Technical University of Lublin (POLAND)
About this paper:
Appears in: ICERI2015 Proceedings
Publication year: 2015
Pages: 2759-2768
ISBN: 978-84-608-2657-6
ISSN: 2340-1095
Conference name: 8th International Conference of Education, Research and Innovation
Dates: 18-20 November, 2015
Location: Seville, Spain
Plagiarism is one of the most complex issues teachers and researchers face in connection with any kind of publishing activity. Electronic media, the widespread of the Internet availability and the ease of use of computer hardware and applications are just some of the reasons why the phenomenon of plagiarism becomes more and more significant. In response to this situation a whole range of anti-plagiarism applications and systems have been developed for recent years.
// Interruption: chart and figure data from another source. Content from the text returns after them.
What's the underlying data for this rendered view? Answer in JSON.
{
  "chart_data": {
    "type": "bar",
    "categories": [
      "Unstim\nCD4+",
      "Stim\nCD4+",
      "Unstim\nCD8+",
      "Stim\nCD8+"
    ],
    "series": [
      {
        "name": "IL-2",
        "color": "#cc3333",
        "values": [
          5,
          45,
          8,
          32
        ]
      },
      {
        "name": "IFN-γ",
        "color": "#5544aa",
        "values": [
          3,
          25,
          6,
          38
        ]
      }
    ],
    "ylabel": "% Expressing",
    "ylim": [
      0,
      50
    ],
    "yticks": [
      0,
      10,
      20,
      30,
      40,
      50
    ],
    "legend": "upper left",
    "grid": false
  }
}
These kind of tools help teachers check students' works for incorrect citations or possible plagiarism through a very accurate comparison of the content of the work with the contents of the database. In the context of the system of this kind, the key issues are effectiveness (complexity) of the analysis algorithm (analysis of text and other elements of a publication), performance of hardware platform on which this algorithm is implemented and finally the completeness and adequacy of databases which are used.
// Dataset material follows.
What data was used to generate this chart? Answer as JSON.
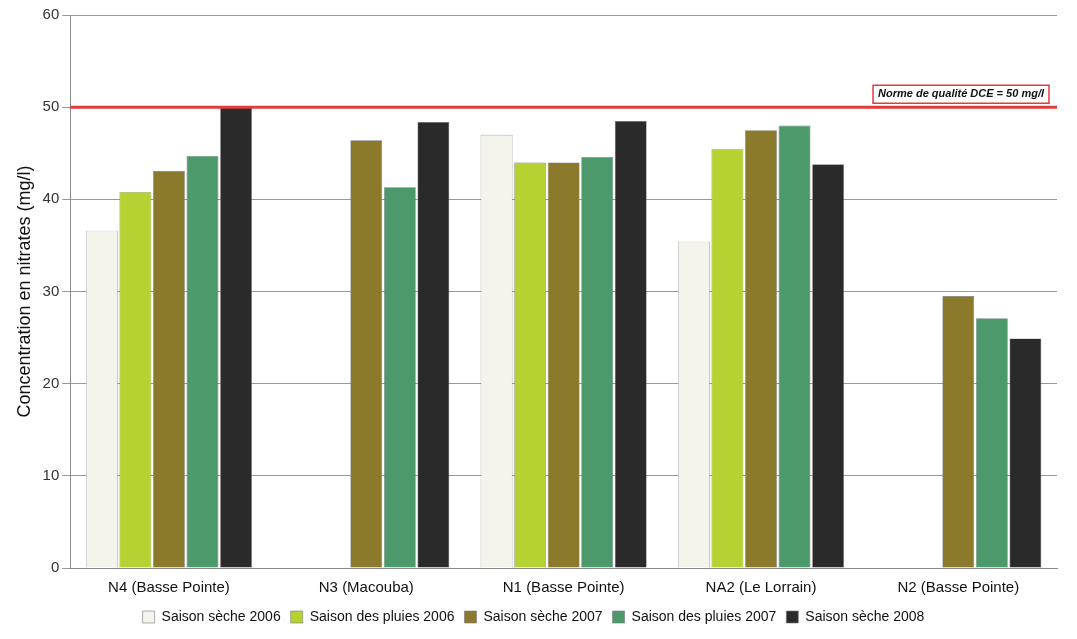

The premise for our article is the last issue. Whichever school, university or research center creates the local community and with it local resources of the knowledge and data (local databases). Access to them may be limited, local databases` resources can only be partially indexed or not indexed at all. For this reason, the article presents the discussion of the possibility and expediency of construction of a LAS (Local Anti-plagiarism System). Analysis includes the following topics: functionality distinguishes the LAS from other wide available anti-plagiarism solutions, the specificity of reference database (a collection of works and materials for use by LAS) and the role of social networking tools for the security and reliability of the LAS. All presented findings serve as a starting point for analyzing the structure of the LAS system based on Hadoop and MapReduce. Particular emphasis is placed on proper implementation of the distributed file system which is responsible for process of so called moving processing to the data (managing the data over which MapReduce operates). In addition, the article provides discussion of the requirements for the hardware platform tailored to the specifics of described LAS solution. All of the conclusions and proposals contained in the article base on the analysis of the test LAS. It uses solely software elements available as an OpenSource. With this approach. individuals or universities interested in the expansion of the functionality of the systems used for the plagiarism preventions will be able to choose and develop the reasonable platform for their own future tests.
Anti-plagiarism, Hadoop cluster, MapReduce, distributed file system, big data processing.